When you wake up in the middle of the night because of a bad dream, you probably don’t feel as though you’re living your best life. You’re most likely lying there, eyes wide, praying that you’ll fall back to sleep before the sun rises. However, according to a new study, bad dreams aren’t all bad.
The University of Montreal’s Center for Advanced Research in Sleep Medicine recently asked people who have at least two nightmares every night to participate in a study. To do so, they had to describe their waking daydreams, answer questionnaires, and complete creativity tests.
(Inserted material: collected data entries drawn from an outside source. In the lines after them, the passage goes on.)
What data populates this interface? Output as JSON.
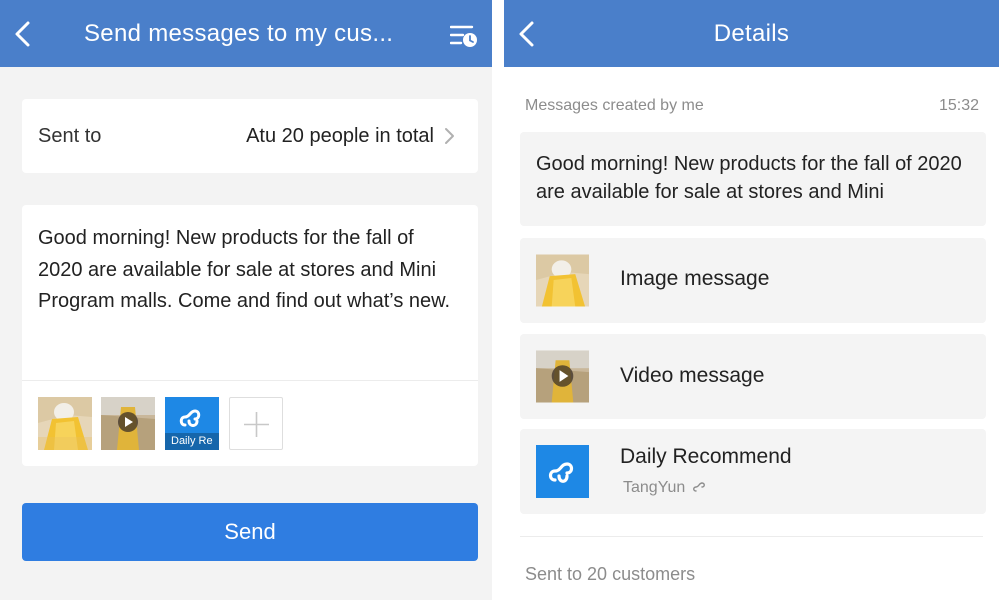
{
  "compose": {
    "header": {
      "title": "Send messages to my cus...",
      "back_icon": "chevron-left-icon",
      "history_icon": "schedule-list-icon"
    },
    "recipients": {
      "label": "Sent to",
      "value": "Atu 20 people in total"
    },
    "message": "Good morning! New products for the fall of 2020 are available for sale at stores and Mini Program malls. Come and find out what’s new.",
    "attachments": [
      {
        "type": "image",
        "icon": "image-thumbnail"
      },
      {
        "type": "video",
        "icon": "video-thumbnail"
      },
      {
        "type": "mini-program",
        "caption": "Daily Re",
        "icon": "mini-program-icon"
      }
    ],
    "add_icon": "plus-icon",
    "send_label": "Send",
    "colors": {
      "header": "#4a7fca",
      "send_button": "#2f7de1",
      "mini_program": "#1e88e5"
    }
  },
  "details": {
    "header": {
      "title": "Details",
      "back_icon": "chevron-left-icon"
    },
    "meta": {
      "label": "Messages created by me",
      "time": "15:32"
    },
    "message": "Good morning! New products for the fall of 2020 are available for sale at stores and Mini",
    "items": [
      {
        "type": "image",
        "label": "Image message"
      },
      {
        "type": "video",
        "label": "Video message"
      },
      {
        "type": "mini-program",
        "label": "Daily Recommend",
        "sub": "TangYun"
      }
    ],
    "footer": "Sent to 20 customers"
  }
}
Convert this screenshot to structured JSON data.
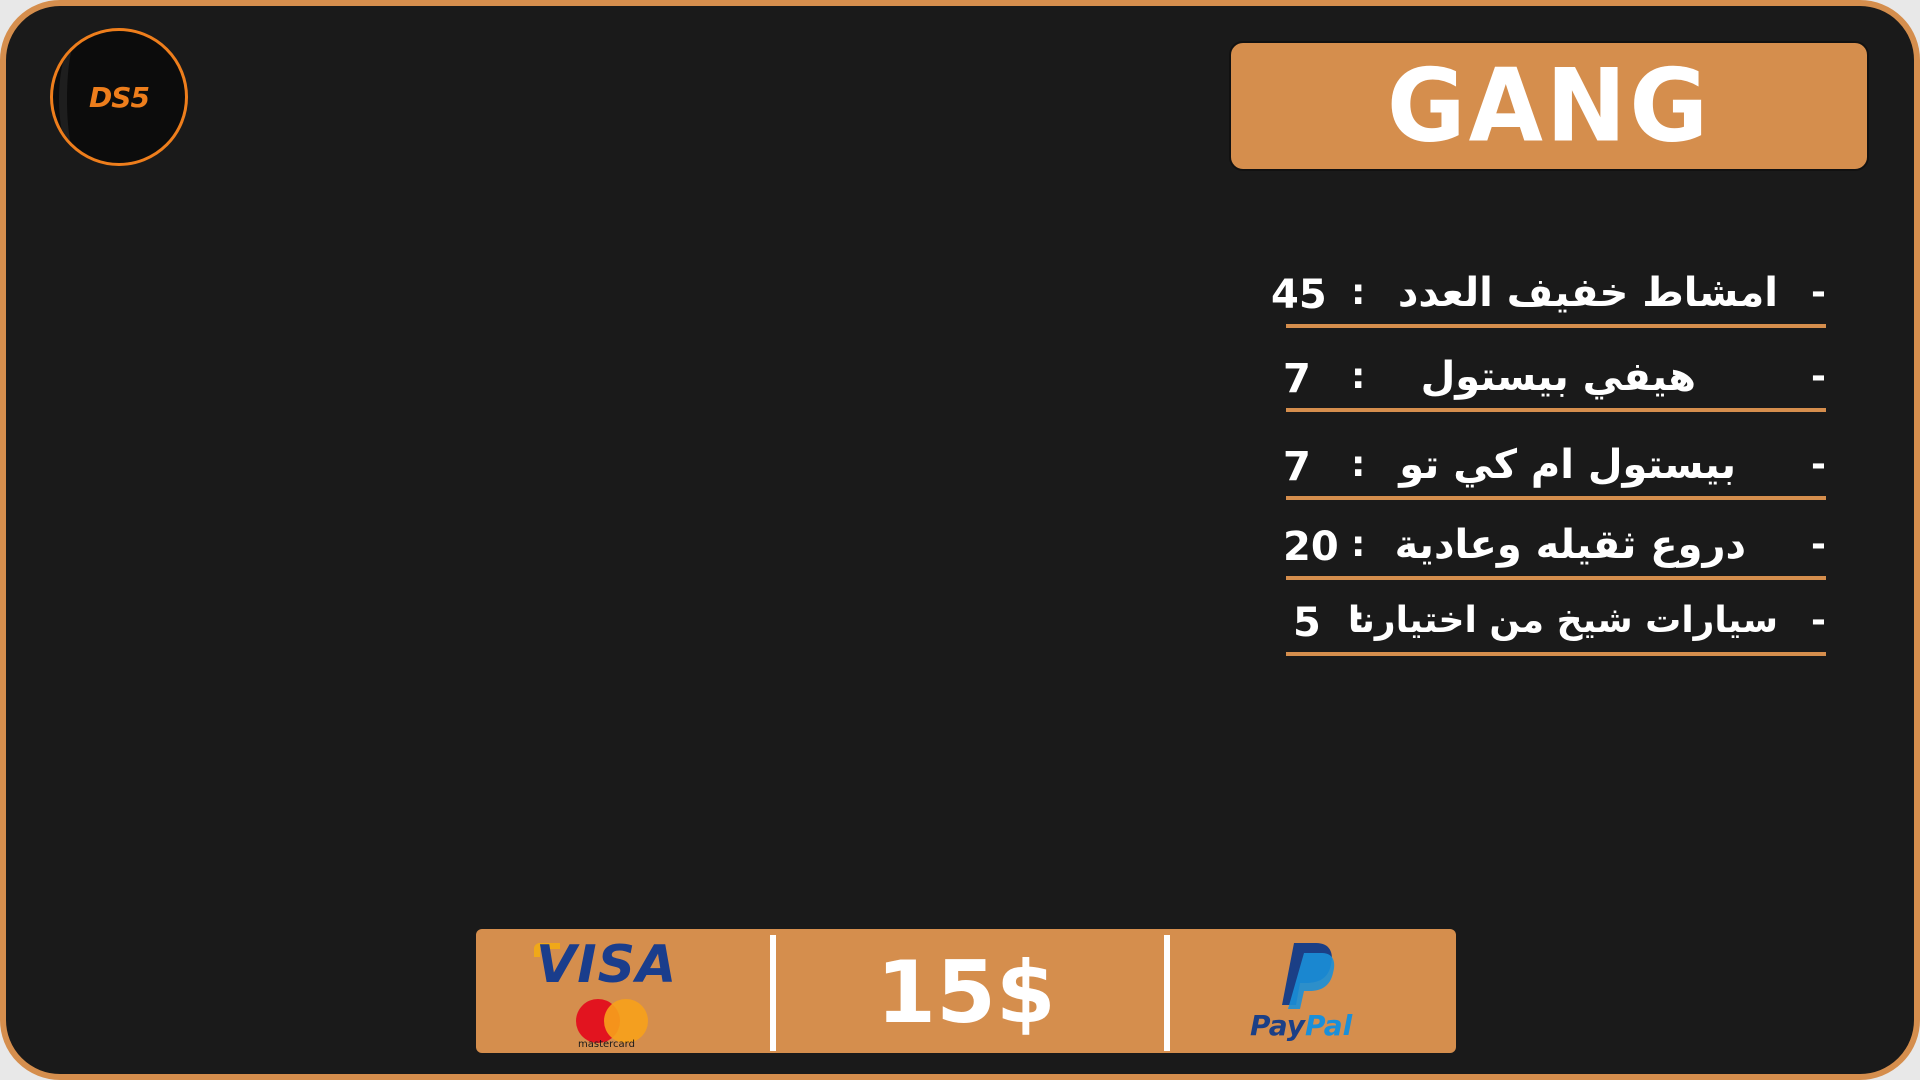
{
  "logo": {
    "text": "DS5",
    "icon": "ds5-logo-icon"
  },
  "title": "GANG",
  "items": [
    {
      "dash": "-",
      "label": "امشاط خفيف العدد",
      "colon": ":",
      "value": "45"
    },
    {
      "dash": "-",
      "label": "هيفي بيستول",
      "colon": ":",
      "value": "7"
    },
    {
      "dash": "-",
      "label": "بيستول ام كي تو",
      "colon": ":",
      "value": "7"
    },
    {
      "dash": "-",
      "label": "دروع ثقيله وعادية",
      "colon": ":",
      "value": "20"
    },
    {
      "dash": "-",
      "label": "سيارات شيخ من اختيارنا",
      "colon": ":",
      "value": "5"
    }
  ],
  "payment": {
    "visa_text": "VISA",
    "mastercard_text": "mastercard",
    "price": "15$",
    "paypal_pay": "Pay",
    "paypal_pal": "Pal"
  },
  "colors": {
    "accent": "#d58e4d",
    "background": "#1a1a1a",
    "logo_orange": "#ee7e1c",
    "text": "#ffffff"
  }
}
These individuals also allowed researchers to monitor their brains while they napped.
The results are pretty fascinating (and great news for those who deal with frequent nightmares). “The evidence points towards the idea that, rather than interfering with normal activity, people who are unfortunate in having a lot of nightmares also have a dreaming life that is at least as creative, positive and vivid as it can be distressing and terrifying,” lead researcher Michelle Carr wrote in New Scientist. “What’s more, this imaginative richness is unlikely to be confined to sleep, but also permeates waking thought and daydreams.”
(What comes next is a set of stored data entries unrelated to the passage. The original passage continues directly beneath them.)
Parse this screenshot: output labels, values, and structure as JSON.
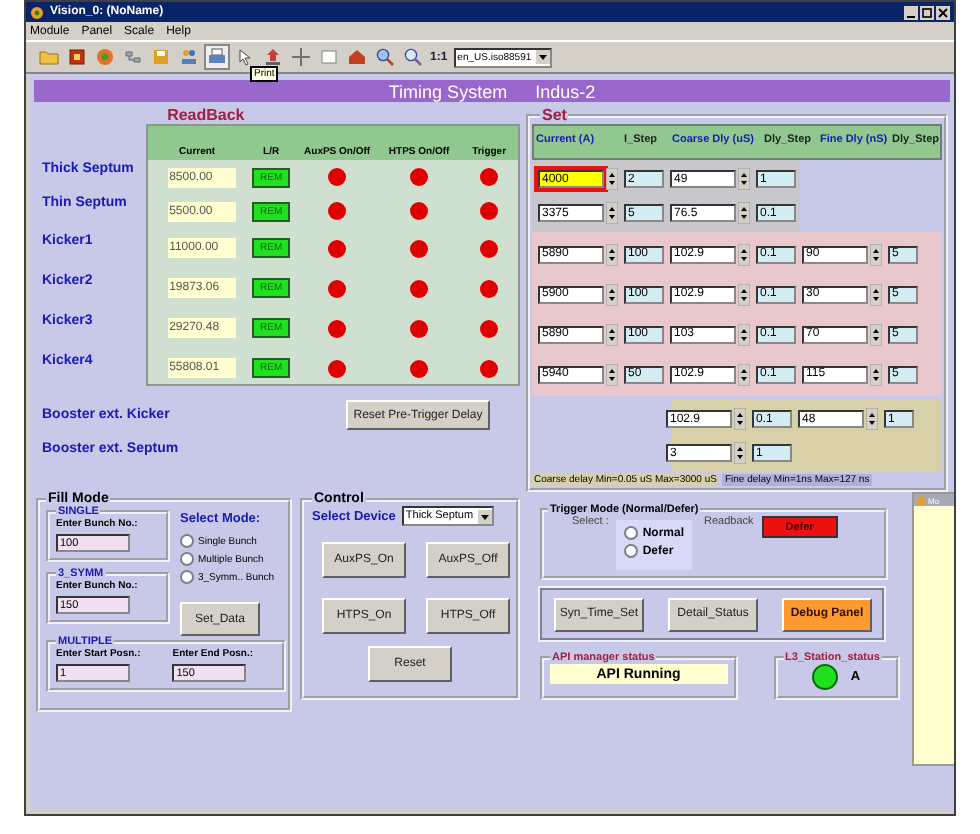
{
  "window": {
    "title": "Vision_0: (NoName)"
  },
  "menu": [
    "Module",
    "Panel",
    "Scale",
    "Help"
  ],
  "toolbar": {
    "zoom_label": "1:1",
    "locale": "en_US.iso88591",
    "tooltip": "Print"
  },
  "banner": {
    "title": "Timing System",
    "subtitle": "Indus-2"
  },
  "readback": {
    "legend": "ReadBack",
    "columns": [
      "Current",
      "L/R",
      "AuxPS On/Off",
      "HTPS On/Off",
      "Trigger"
    ],
    "rows": [
      {
        "device": "Thick Septum",
        "current": "8500.00",
        "mode": "REM",
        "auxps_on": false,
        "htps_on": false,
        "trigger_on": false
      },
      {
        "device": "Thin Septum",
        "current": "5500.00",
        "mode": "REM",
        "auxps_on": false,
        "htps_on": false,
        "trigger_on": false
      },
      {
        "device": "Kicker1",
        "current": "11000.00",
        "mode": "REM",
        "auxps_on": false,
        "htps_on": false,
        "trigger_on": false
      },
      {
        "device": "Kicker2",
        "current": "19873.06",
        "mode": "REM",
        "auxps_on": false,
        "htps_on": false,
        "trigger_on": false
      },
      {
        "device": "Kicker3",
        "current": "29270.48",
        "mode": "REM",
        "auxps_on": false,
        "htps_on": false,
        "trigger_on": false
      },
      {
        "device": "Kicker4",
        "current": "55808.01",
        "mode": "REM",
        "auxps_on": false,
        "htps_on": false,
        "trigger_on": false
      }
    ]
  },
  "booster": [
    "Booster ext. Kicker",
    "Booster ext. Septum"
  ],
  "reset_delay_button": "Reset Pre-Trigger Delay",
  "set": {
    "legend": "Set",
    "columns": [
      "Current (A)",
      "I_Step",
      "Coarse Dly (uS)",
      "Dly_Step",
      "Fine Dly (nS)",
      "Dly_Step"
    ],
    "groups": [
      {
        "color": "#c8c8cc",
        "rows": [
          {
            "current": "4000",
            "i_step": "2",
            "coarse": "49",
            "dly_step": "1",
            "focused": true
          },
          {
            "current": "3375",
            "i_step": "5",
            "coarse": "76.5",
            "dly_step": "0.1",
            "focused": false
          }
        ]
      },
      {
        "color": "#e8c8cc",
        "rows": [
          {
            "current": "5890",
            "i_step": "100",
            "coarse": "102.9",
            "dly_step": "0.1",
            "fine": "90",
            "fine_step": "5",
            "focused": false
          },
          {
            "current": "5900",
            "i_step": "100",
            "coarse": "102.9",
            "dly_step": "0.1",
            "fine": "30",
            "fine_step": "5",
            "focused": false
          },
          {
            "current": "5890",
            "i_step": "100",
            "coarse": "103",
            "dly_step": "0.1",
            "fine": "70",
            "fine_step": "5",
            "focused": false
          },
          {
            "current": "5940",
            "i_step": "50",
            "coarse": "102.9",
            "dly_step": "0.1",
            "fine": "115",
            "fine_step": "5",
            "focused": false
          }
        ]
      },
      {
        "color": "#d8d0a8",
        "rows": [
          {
            "coarse": "102.9",
            "dly_step": "0.1",
            "fine": "48",
            "fine_step": "1",
            "focused": false
          },
          {
            "coarse": "3",
            "dly_step": "1",
            "focused": false
          }
        ]
      }
    ],
    "coarse_note": "Coarse delay Min=0.05 uS Max=3000 uS",
    "fine_note": "Fine delay Min=1ns Max=127 ns"
  },
  "fill_mode": {
    "legend": "Fill Mode",
    "single": {
      "legend": "SINGLE",
      "label": "Enter Bunch No.:",
      "value": "100"
    },
    "symm": {
      "legend": "3_SYMM",
      "label": "Enter Bunch No.:",
      "value": "150"
    },
    "multiple": {
      "legend": "MULTIPLE",
      "start_label": "Enter Start Posn.:",
      "start": "1",
      "end_label": "Enter End Posn.:",
      "end": "150"
    },
    "select_label": "Select Mode:",
    "options": [
      {
        "label": "Single Bunch",
        "selected": false
      },
      {
        "label": "Multiple Bunch",
        "selected": false
      },
      {
        "label": "3_Symm.. Bunch",
        "selected": false
      }
    ],
    "set_button": "Set_Data"
  },
  "control": {
    "legend": "Control",
    "device_label": "Select Device",
    "device": "Thick Septum",
    "buttons": [
      "AuxPS_On",
      "AuxPS_Off",
      "HTPS_On",
      "HTPS_Off",
      "Reset"
    ]
  },
  "trigger": {
    "legend": "Trigger Mode (Normal/Defer)",
    "select_label": "Select :",
    "options": [
      {
        "label": "Normal",
        "selected": false
      },
      {
        "label": "Defer",
        "selected": false
      }
    ],
    "readback_label": "Readback",
    "readback": "Defer"
  },
  "actions": [
    {
      "label": "Syn_Time_Set",
      "kind": "normal"
    },
    {
      "label": "Detail_Status",
      "kind": "normal"
    },
    {
      "label": "Debug Panel",
      "kind": "highlight"
    }
  ],
  "api": {
    "legend": "API manager status",
    "value": "API Running"
  },
  "station": {
    "legend": "L3_Station_status",
    "on": true,
    "label": "A"
  },
  "side_window": {
    "title": "Mo"
  }
}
In other words, nightmares lead to creativity, empathy, and even positive thoughts and daydreams.
Interestingly enough, Michelle isn’t the only one to come to this conclusion. She adds that, during the 1980s, sleep researcher Ernest Hartmann observed that those with frequent nightmares weren’t always more fearful and anxious. They instead experienced “a dreamlike quality to their waking thoughts” which gave them a “creative edge.”
While this doesn’t change the fact that nightmares can be downright awful, it does make us appreciate them a bit more. Now, when we wake up in the middle of the night because of a bad dream, we’ll relish in the fact that we’re basically basking in creativity.